La ‘’peine de réclusion criminelle’’ s’applique dans tout ce qui cause ou induit des risques liés aux déchets toxiques et radioactifs, et ce quel qu’en soit le mobile ou la manière. Face à la sévérité généralisée de la peine, peu importent donc l’auteur et la nature de l’acte à incriminer (importation, achat, vente, transport, entreposage et stockage). Cette criminalisation indiscriminée, de tout et de tous, risque de constituer une institutionnalisation de l’injustice. De même, il est troublant qu’il n’y ait aucune considération pour les conditions dans lesquelles l’acte s’est produit. Par exemple : un transporteur est-il tenu, préalablement, d’identifier, de vérifier et contrôler le type de charges ou bagages qu’il aura à transporter ! Voilà qui nous rappelle l’injustice et l’inapplicabilité de certains de nos textes antérieurs, juridiques et/ou règlementaires, qui ordonnaient la confiscation de tout moyen de transport où l’on a trouvé à son bord de la drogue. Quelle que soit par ailleurs la quantité ou le type de drogue. Une disposition dont ont souffert injustement des propriétaires et conducteurs de véhicules alors qu’elle était inappliquée et inapplicable au transport aérien et maritime.

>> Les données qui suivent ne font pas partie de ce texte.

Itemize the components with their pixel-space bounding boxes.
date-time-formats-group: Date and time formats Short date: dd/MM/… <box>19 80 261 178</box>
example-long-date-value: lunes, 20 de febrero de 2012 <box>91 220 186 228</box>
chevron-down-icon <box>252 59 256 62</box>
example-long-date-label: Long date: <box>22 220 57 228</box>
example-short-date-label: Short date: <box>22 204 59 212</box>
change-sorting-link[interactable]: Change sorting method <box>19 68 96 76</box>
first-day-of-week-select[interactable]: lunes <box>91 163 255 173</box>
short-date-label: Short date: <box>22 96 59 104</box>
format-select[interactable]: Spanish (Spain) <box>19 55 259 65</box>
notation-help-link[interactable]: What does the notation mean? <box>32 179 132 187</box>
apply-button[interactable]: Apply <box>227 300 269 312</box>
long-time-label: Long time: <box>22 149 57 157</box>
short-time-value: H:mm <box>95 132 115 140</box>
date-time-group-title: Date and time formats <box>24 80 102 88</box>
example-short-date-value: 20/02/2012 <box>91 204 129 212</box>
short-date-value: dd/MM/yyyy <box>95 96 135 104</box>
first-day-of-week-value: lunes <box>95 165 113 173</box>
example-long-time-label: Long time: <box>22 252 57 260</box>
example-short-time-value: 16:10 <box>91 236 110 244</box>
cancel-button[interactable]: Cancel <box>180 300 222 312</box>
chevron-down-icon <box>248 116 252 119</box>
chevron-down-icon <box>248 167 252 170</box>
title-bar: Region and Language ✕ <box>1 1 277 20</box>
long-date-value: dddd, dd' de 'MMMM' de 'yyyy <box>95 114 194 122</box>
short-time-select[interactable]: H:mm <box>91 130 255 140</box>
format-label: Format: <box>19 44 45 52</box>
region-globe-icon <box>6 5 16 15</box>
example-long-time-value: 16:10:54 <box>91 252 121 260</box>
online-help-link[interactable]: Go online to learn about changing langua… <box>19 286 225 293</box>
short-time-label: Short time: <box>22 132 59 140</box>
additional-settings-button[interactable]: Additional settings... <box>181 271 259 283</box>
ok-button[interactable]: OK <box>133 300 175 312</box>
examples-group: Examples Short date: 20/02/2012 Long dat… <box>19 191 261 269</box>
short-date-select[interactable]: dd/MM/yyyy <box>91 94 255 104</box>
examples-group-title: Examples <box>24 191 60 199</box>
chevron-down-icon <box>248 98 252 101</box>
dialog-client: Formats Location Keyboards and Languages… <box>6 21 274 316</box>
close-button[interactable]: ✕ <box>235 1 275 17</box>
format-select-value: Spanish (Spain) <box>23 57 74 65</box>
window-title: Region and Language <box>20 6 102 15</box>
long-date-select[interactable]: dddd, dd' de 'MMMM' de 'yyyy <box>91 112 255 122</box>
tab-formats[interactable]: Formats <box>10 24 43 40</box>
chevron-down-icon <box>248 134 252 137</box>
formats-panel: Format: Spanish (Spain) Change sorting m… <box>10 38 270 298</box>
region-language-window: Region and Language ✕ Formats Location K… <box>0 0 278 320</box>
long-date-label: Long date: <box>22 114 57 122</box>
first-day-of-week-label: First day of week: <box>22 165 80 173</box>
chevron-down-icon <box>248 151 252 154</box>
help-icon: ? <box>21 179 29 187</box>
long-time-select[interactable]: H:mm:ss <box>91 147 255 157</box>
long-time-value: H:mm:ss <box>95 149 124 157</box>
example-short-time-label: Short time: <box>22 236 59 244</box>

La radioactivité, un niveau défi ‘’écolo’’ pour le pays

Dans l’article 92 évoqué précédemment, il n’est pas tenu compte du degré de dangerosité, de la quantité ou du type des ‘’déchets toxiques et des produits radioactifs’’, ni de différenciation entre les sources et formes de toxicité (chimique, radioactive, organique...).  Or, les déchets toxiques ne sont pas forcément radioactifs.

Sachant que la radioactivité, au sens naturel du mot, est partout présente, elle devra faire l’objet de limitation et de sanction si et seulement si sa dangerosité est avérée. Ce qui implique la détermination d’un seuil de tolérance vérifiable. En France par exemple, la réglementation fixe ‘’à 1 millisievert (mSV) par an la dose efficace maximale admissible résultant des activités humaines en dehors de la radioactivité naturelle et des doses reçues en médecine’’[i]. Dans notre pays, le site électronique de l’Autorité Nationale de Radioprotection, de Sûreté et de Sécurité Nucléaire (ARSN) ne dit rien à ce sujet. Espérons qu’il y ait une évolution sur la question, qui sortira nos autorités compétentes en la matière de leur mutisme.

Cela est d’autant plus nécessaire que la Mauritanie figurera bientôt ‘’dans le top 5 des producteurs mondiaux d’uranium’’[ii].  En partenariat avec Aura Energy, une entreprise australienne, le pays connaitra l’extraction de l’uranium fin 2024 ou début 2025[iii] . Ce sera dans la région de Tiris à 450 km de Bir Moghrein. Les quantités attendues passeront dans une première et deuxième étape de 1,6 à 1,9 millions de livres d’uranium par an avant d’atteindre 3,5 millions de livres dans la troisième phase.

Il s’agit donc d’un projet qui engendrera une activité radioactive importante. Pas seulement sur le site minier lui-même et dans sa zone proche, mais pouvant de srcroit impacter plus ou moins fortement des voies et moyens de transport sur une aire géographique beaucoup plus large, le produit final devant être acheminé par route jusqu’au ‘’Port de l’amitié’’ à Nouakchott ou celui de Tanit situé à 60 km au nord de la capitale.

 Naturellement des mesures de protection de l’environnement et de sureté nucléaire sont certainement prises. Elles devraient en principe découler de l’étude d’impact sur l’environnement que requiert ce type d’activité. Il y a donc lieu de les rendre publiques et de diffuser le rapport d’étude d’impact sur l’environnement de cette exploitation minière, conformément aux textes en vigueur, notamment la loi déjà citée et ses textes d’application dont le Décret 207-108 du 13 avril 2007, ainsi que la ‘’Loi n° 2010.009 du 20 Janvier 2010 relative à l’énergie nucléaire’’ et ses textes d’application.

Une telle transparence contribue à cultiver et développer l'éco-citoyenneté (citoyenneté écologique) et constitue de ce fait un levier essentiel pour l’efficacité du ‘’Code de l’environnement’’. Rappelons par ailleurs que celui-ci a déjà quasiment un quart de siècle dans le compteur. Il est peut-être temps de le compléter et le réactualiser.